It's always nice when we can end the week on a high note. News reports indicate that Congress seems to be on board with adding new regulations to the school voucher scheme in the District of Columbia and eventually closing it entirely.

According to The Washington Post, "buried deep within a thousand-page omnibus spending bill released Monday by a joint conference of House and Senate Appropriations Committee member," only $13.2 million has be allocated to vouchers – just enough funds to support current students in the program. (It's important to note that because Congress has done this as a conference report, it is not amendable and we can be assured there won't be a D.C. vouchers amendment.)

The bill also suggests tightening accountability measures for schools participating in the program. In addition to teachers of core subjects being required to have bachelor's degrees and schools being required to have certificates of occupancy, schools must also be in compliance with the accreditation and other standards that are already required of D.C. private schools. The Department of Education also must inspect schools and file reports on the voucher schools' academic vigor and the voucher schools will have to administer the same tests to their voucher students that students at D.C. public and charter schools receive.

Americans United has been a leader in battling the federally funded D.C. voucher program, which has not significantly improved student performance and serves mainly to subsidize religious education with tax funds.

The program was supposed to expire last year, after serving as a five-year pilot program, but Congress agreed to funding through this year. At that time, President Barack Obama proposed only to continue funding the plan for students already in the program until they graduate.

In June, AU signed on to a letter from the National Coalition for Public Education asking the House Subcommittee on Financial Services and General Government to "oppose the continuation of the already expired, failed D.C. private school voucher pilot program."

Then, in September, AU provided written testimony to the U.S. Senate Committee on Appropriations' Financial Services and General Government Subcommittee, explaining that the voucher program has been detrimental to the education of students in the nation's capital.

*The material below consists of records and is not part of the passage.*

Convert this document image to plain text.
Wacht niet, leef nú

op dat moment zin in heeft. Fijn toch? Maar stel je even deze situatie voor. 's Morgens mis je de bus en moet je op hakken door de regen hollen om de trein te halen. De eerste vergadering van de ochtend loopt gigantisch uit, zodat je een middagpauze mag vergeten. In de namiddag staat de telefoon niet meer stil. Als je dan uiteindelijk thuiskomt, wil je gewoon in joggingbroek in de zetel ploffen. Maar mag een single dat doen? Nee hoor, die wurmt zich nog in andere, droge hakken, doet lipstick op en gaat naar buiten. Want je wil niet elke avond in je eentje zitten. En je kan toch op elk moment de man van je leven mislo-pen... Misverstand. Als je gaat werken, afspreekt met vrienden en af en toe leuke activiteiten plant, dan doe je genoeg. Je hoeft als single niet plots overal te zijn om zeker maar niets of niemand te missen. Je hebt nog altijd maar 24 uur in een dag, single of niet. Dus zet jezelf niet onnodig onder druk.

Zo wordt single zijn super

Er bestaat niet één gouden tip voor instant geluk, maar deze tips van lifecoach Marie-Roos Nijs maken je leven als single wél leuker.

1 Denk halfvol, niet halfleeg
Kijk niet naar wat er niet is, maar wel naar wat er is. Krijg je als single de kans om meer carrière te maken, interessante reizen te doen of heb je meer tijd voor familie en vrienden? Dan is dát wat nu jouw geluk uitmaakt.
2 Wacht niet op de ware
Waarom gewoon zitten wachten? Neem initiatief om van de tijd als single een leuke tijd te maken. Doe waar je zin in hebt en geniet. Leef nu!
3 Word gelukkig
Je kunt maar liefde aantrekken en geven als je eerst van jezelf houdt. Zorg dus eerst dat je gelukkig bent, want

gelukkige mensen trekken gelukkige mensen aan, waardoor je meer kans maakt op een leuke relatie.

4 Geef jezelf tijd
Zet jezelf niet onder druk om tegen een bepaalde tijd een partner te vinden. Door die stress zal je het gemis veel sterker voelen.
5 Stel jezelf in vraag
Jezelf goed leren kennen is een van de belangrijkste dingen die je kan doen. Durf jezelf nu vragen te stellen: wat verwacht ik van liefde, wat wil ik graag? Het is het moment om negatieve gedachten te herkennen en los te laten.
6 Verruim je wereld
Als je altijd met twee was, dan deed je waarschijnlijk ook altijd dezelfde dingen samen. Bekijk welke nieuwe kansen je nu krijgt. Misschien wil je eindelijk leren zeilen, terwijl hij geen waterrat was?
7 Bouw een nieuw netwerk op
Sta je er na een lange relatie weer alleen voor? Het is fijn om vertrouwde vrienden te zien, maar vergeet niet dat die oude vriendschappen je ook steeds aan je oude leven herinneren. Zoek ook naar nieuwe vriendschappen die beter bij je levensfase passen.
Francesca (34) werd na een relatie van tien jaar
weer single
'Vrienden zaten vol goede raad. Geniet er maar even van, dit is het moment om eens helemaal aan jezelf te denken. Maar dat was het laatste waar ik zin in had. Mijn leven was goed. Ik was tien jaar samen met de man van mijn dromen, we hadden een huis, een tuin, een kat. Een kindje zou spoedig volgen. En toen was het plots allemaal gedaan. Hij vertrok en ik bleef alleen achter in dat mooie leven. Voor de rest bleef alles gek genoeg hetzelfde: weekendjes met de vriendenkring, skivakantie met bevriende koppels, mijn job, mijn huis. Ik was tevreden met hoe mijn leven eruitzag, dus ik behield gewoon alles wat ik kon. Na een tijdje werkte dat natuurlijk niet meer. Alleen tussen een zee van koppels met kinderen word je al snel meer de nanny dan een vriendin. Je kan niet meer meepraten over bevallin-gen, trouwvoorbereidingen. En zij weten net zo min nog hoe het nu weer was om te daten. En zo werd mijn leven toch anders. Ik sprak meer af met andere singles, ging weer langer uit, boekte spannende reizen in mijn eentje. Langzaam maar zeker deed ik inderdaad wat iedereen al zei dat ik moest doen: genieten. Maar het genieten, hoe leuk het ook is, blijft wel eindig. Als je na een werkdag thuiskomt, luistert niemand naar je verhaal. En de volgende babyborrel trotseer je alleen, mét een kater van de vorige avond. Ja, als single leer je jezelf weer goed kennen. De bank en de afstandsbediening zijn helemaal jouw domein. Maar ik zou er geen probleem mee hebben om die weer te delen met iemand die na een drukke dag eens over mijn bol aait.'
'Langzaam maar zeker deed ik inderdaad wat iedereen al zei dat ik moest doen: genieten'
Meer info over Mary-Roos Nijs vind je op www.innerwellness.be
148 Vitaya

AU traced the history of the program, noting that it was heavily promoted under the Bush administration and was approved by the House of Representatives by only one vote in 2004 when many voucher opponents were away from that chamber. It later cleared the Senate only as a result of a procedural move.

The letter also pointed to objective studies by the U.S. Department of Education that prove voucher students from disadvantaged schools have shown no significant improvement in reading or math achievement.

What's more, AU asserted, participating religious schools are allowed to discriminate on the basis of religion when hiring staff. Plus, voucher students may not be given a true choice at all since it appears that their families are deliberately steered toward certain schools.

"The federal government should be funding public schools rather than funneling taxpayer funds to private schools that lack accountability, religious liberty and civil rights standards," the letter said.

After working tirelessly behind the scenes to bring this unwise program to an end, AU sees the actions in Congress this week as a big step forward. We wish the voucher program were defunded now, but at least, it seems likely to end when currently enrolled students graduate.

Sectarian pressure groups and their right-wing political allies have put on a furious campaign to expand the voucher plan, but it looks as though they've failed.

We recognize, however, that our work on this issue is not yet done. It's still possible for Sen. Joseph I. Liberman   (I-Conn.) to move forward with his legislation reauthorizing D.C. vouchers and even expanding the program to include lots of new students in the future.

We'll be on a lookout for that. This may be another battle won, but we still know the voucher war is far from over.